Unlicensed medicines could lead to more baby deaths in England, the coroner has warned
More babies in England could die from problems caused by unlicensed medicines if healthcare providers are not obliged to report problems, a coroner has warned.
The conclusions were drawn at the end of an inquest after three babies died as a result of receiving contaminated food.
The babies all received hospital care after being born prematurely and died after receiving total parenteral nutrition (TPN) contaminated with Bacillus cereus, Southwark Crown Court heard.
Three-month-old Aviva Otte, one-month-old Oscar Barker and nine-day-old Yousef Al-Kharboush received critical nutrition through TPN. Aviva’s mother, Jedidajah Otte, is a Guardian journalist.
Otte has previously spoken about how she faced a “stubborn refusal” from doctors and nurses at St Thomas’ hospital in London to tell her what was wrong with Aviva’s health.
Aviva died in January 2014 at St Thomas’ and received TPN “provided and compounded” by the NHS under a section 10 exemption, according to a Preventing Future Deaths (PFD) report by senior coroner Dr Julian Morris.
The exemption under the Medicines Act 1968 allows organizations to legally produce tailor-made medicines without a license for specific patients experiencing niche problems.
Yousef, who also died at St Thomas’ in June 2014, and Oscar, who died the same month at Addenbrooke’s Hospital in Cambridge, received TPN produced by a “commercial supplier” – ITH Pharma, a licensed supplier and not subject to Article 10 exemption.
In his report, Morris highlighted his concerns about the obligations that section 10 has placed on exempt entities to report ‘adverse events’. He said: “There is no requirement for a section 10 exempt entity to report its findings to the MHRA (Medicines and Healthcare products Regulatory Agency) or indeed to other trusts or the industry generally if an adverse event occurs.
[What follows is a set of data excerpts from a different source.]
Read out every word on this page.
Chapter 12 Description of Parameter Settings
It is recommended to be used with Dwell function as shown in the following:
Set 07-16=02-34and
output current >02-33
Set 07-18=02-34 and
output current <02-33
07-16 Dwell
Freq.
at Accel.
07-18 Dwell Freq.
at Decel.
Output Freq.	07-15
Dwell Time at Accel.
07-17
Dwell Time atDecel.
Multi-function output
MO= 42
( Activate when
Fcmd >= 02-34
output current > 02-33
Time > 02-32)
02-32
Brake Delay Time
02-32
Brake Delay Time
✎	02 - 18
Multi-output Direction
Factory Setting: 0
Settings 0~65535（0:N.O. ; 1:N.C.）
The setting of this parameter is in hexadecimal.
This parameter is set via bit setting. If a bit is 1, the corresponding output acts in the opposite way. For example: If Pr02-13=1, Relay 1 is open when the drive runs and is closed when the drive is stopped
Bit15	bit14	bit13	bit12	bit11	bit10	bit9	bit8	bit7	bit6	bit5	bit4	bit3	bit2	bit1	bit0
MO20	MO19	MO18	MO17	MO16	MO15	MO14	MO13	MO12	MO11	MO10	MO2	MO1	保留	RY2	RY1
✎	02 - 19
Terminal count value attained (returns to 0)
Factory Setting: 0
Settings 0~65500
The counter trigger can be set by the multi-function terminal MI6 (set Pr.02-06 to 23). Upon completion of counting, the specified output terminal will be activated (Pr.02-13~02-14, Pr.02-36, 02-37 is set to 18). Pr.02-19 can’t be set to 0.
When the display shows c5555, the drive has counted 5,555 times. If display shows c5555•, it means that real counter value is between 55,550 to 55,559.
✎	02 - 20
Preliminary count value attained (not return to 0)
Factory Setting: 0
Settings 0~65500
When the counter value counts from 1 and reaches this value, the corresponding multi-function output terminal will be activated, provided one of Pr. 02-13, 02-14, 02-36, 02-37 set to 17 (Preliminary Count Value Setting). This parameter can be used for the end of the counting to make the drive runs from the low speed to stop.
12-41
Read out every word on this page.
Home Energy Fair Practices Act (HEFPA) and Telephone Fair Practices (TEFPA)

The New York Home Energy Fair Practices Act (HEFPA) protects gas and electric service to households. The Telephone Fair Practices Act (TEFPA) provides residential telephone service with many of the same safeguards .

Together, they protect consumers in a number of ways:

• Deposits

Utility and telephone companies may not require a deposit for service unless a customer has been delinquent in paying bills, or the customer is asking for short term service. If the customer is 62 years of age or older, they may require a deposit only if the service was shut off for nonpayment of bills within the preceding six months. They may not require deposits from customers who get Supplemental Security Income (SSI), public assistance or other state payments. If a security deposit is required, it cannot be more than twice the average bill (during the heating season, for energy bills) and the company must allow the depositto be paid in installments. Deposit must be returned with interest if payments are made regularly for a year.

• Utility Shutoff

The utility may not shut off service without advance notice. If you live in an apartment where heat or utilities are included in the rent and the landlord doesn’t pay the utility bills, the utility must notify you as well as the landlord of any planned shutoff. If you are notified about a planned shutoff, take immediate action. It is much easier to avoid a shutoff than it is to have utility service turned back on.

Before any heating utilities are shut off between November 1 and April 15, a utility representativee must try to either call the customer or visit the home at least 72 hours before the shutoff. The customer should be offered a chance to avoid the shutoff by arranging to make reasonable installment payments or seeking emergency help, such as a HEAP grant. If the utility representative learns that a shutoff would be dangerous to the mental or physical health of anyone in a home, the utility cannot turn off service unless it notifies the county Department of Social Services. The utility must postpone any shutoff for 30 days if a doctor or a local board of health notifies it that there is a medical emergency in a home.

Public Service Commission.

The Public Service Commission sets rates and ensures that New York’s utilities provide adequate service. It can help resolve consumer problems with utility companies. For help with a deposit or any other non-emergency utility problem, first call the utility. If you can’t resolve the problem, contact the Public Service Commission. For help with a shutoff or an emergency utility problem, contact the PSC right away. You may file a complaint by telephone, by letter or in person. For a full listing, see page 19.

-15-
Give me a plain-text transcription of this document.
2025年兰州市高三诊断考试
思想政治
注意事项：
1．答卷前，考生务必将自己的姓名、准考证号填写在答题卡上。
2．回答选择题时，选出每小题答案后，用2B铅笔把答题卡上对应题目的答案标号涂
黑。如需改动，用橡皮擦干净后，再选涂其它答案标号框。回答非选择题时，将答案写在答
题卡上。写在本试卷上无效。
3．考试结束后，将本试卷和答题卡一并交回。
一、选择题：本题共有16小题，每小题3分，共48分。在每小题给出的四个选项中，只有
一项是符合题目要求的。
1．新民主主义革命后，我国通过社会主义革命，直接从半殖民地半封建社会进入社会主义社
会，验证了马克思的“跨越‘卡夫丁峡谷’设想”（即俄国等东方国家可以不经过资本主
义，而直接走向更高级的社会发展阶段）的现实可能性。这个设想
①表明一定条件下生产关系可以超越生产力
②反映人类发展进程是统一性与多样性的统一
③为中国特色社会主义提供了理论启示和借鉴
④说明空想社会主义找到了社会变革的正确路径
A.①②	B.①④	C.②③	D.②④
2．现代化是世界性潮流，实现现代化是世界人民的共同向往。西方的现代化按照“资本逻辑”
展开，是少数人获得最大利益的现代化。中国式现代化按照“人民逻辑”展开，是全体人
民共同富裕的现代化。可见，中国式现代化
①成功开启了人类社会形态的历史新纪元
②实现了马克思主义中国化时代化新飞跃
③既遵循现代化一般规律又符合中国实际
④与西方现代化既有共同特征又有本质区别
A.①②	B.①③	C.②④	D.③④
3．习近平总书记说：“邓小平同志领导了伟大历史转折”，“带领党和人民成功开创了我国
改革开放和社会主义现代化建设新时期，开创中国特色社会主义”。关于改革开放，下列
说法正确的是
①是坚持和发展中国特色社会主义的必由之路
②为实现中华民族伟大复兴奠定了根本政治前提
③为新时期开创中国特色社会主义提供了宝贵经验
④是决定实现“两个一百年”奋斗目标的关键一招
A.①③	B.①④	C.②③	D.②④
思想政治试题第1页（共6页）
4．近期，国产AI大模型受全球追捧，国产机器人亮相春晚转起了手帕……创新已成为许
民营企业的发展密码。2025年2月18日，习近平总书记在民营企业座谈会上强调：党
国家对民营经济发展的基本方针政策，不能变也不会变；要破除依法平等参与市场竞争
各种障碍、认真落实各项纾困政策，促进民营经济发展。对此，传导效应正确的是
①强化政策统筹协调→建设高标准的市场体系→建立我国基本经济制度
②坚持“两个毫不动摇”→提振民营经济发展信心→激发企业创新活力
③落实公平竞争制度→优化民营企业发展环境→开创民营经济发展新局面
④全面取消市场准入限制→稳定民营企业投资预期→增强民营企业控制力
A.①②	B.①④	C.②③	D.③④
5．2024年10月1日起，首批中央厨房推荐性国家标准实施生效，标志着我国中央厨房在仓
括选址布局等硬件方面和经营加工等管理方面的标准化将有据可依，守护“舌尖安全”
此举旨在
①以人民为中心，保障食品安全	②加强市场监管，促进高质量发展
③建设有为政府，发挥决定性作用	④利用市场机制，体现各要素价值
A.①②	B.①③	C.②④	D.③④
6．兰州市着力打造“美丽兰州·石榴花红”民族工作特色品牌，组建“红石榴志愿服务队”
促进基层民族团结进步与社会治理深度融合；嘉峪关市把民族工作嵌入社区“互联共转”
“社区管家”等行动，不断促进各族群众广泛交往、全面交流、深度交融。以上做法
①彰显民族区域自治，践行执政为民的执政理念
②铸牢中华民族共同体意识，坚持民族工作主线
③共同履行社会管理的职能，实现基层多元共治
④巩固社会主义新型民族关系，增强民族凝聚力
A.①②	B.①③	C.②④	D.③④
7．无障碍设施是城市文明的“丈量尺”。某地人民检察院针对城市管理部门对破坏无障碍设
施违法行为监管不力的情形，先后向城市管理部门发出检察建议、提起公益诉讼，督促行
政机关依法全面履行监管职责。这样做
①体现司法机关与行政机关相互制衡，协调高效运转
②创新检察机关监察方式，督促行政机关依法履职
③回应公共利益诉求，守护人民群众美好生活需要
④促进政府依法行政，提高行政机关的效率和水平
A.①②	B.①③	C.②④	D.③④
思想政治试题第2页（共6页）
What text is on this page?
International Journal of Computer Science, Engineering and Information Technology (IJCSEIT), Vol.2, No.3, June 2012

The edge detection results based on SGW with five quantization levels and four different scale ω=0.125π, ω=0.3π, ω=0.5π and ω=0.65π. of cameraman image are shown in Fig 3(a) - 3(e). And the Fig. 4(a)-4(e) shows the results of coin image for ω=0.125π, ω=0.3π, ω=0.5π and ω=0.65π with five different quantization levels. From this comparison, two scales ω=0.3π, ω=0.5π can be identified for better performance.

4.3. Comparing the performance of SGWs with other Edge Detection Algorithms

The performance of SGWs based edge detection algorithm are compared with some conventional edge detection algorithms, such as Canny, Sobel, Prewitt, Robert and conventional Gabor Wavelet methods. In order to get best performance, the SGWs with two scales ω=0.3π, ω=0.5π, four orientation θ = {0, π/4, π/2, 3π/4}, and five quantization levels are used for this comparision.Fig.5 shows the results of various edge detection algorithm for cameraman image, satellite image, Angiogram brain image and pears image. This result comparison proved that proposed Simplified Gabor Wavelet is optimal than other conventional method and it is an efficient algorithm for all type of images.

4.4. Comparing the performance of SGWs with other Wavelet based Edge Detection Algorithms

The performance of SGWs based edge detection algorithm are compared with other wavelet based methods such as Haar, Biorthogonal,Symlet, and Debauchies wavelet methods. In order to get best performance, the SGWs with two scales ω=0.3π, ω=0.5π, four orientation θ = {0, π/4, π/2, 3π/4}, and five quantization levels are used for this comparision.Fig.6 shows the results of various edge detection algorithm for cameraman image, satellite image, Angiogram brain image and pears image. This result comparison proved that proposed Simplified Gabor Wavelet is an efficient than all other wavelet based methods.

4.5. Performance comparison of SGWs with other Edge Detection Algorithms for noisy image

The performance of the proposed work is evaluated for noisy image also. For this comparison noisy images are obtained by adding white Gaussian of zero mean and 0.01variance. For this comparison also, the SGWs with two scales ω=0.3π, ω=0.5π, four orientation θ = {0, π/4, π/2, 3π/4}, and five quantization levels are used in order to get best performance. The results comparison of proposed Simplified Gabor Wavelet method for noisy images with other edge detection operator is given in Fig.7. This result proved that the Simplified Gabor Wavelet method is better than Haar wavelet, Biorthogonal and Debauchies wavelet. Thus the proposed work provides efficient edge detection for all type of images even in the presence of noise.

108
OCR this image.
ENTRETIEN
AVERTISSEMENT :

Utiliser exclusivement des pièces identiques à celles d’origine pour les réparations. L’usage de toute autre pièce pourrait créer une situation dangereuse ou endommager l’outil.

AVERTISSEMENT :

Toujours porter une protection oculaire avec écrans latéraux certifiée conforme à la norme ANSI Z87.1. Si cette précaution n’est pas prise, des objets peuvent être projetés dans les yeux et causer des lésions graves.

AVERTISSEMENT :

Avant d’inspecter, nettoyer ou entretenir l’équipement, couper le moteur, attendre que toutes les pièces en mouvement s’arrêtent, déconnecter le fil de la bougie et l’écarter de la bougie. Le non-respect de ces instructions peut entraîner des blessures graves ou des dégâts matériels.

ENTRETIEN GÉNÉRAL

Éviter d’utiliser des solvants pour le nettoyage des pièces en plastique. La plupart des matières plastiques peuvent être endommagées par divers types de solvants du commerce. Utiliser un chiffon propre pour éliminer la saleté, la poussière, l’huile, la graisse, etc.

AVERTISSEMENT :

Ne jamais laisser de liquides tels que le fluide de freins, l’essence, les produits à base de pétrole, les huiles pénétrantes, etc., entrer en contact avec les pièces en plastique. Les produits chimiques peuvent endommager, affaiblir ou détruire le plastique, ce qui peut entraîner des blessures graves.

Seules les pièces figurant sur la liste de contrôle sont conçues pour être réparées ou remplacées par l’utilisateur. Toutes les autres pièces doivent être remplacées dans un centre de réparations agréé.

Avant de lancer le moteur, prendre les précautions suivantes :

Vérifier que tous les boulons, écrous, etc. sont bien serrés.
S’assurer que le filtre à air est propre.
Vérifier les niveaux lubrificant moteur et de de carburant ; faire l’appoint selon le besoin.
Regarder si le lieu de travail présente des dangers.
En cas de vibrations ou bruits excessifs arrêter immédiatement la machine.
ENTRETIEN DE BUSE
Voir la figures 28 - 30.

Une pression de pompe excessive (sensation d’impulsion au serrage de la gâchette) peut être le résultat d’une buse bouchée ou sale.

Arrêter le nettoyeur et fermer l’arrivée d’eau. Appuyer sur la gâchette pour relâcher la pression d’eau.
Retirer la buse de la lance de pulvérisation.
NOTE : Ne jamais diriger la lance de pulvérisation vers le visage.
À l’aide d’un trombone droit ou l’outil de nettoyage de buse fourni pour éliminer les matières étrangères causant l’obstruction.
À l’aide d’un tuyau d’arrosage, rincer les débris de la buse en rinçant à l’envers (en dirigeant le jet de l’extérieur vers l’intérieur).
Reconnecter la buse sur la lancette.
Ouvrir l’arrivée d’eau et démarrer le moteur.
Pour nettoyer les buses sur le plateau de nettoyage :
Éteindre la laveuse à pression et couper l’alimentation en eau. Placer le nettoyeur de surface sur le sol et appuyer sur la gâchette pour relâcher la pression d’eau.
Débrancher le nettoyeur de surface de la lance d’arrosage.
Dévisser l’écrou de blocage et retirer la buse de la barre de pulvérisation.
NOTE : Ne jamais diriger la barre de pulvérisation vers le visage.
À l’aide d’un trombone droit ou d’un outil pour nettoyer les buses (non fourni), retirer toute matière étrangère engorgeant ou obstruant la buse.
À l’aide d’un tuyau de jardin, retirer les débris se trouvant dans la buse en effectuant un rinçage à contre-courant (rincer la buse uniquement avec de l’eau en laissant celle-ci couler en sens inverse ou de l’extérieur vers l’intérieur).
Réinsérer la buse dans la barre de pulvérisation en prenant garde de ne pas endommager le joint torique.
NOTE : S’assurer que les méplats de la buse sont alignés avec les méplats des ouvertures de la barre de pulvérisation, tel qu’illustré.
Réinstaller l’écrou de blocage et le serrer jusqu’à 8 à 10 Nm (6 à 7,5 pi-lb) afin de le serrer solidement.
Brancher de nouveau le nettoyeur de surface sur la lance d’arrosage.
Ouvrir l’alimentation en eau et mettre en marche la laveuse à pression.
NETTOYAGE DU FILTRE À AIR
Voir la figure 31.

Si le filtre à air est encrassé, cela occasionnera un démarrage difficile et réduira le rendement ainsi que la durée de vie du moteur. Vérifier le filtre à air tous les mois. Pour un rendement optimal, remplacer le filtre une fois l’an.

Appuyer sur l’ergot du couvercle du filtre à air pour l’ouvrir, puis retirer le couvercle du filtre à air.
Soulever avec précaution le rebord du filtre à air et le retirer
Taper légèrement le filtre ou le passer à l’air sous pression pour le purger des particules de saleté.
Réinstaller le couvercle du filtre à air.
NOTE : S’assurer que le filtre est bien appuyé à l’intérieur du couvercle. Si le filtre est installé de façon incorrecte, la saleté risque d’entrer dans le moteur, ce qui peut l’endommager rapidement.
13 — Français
“Current reporting structures (for a section 10 entity) include reporting to the NHSE and the CQC, but the threshold or need for such reporting appears unclear and is essentially a matter for the trust.
“There may be times when Section 10 entities reach conclusions that would assist the wider industry and assist both other trusts and commercial organizations in assessing their own risks and improving the provision of very specific medications to a group of vulnerable patients .”
He also wrote that Bacillus cereus was resistant to some cleaning methods and that ‘sporocides’ might be needed to achieve decontamination. “This was information and a conclusion reached by the trust in early 2014 and therefore before the outbreak in May-June 2014,” Morris said.
There was a risk that deaths could occur in the future unless action was taken on the concerns raised.
Recipients must respond to the report by January 8.
ITH Pharma was fined £1.2 million by a Crown Court in 2022 after providing TPN, which infected 19 premature babies in nine hospitals in 2014. The company pleaded guilty to one regulatory offense of failing to have an appropriate and sufficient risk assessment under the Occupational Health and Safety Management Regulations 1999, and two offenses under the Medicines Act 1968 , where a medicine was supplied on May 27, 2014 that was not of the nature or quality specified in the prescription
A spokesperson for ITH Pharma said: “Any information shared with ITH and the MHRA as a result of a previous outbreak in the NHS five months prior to the ITH incident could have been of real value in taking steps to address future potential prevent incidents.
“We are proud to be working with and supporting the NHS and, importantly, patients in this vital work of specialist nutrition systems. We extend our deepest condolences to all the families affected by the events of 10 years ago.
“We have done everything possible to help the senior coroner ensure that this investigation examines the full picture of both outbreaks in 2014 and we hope these findings will provide answers for families.”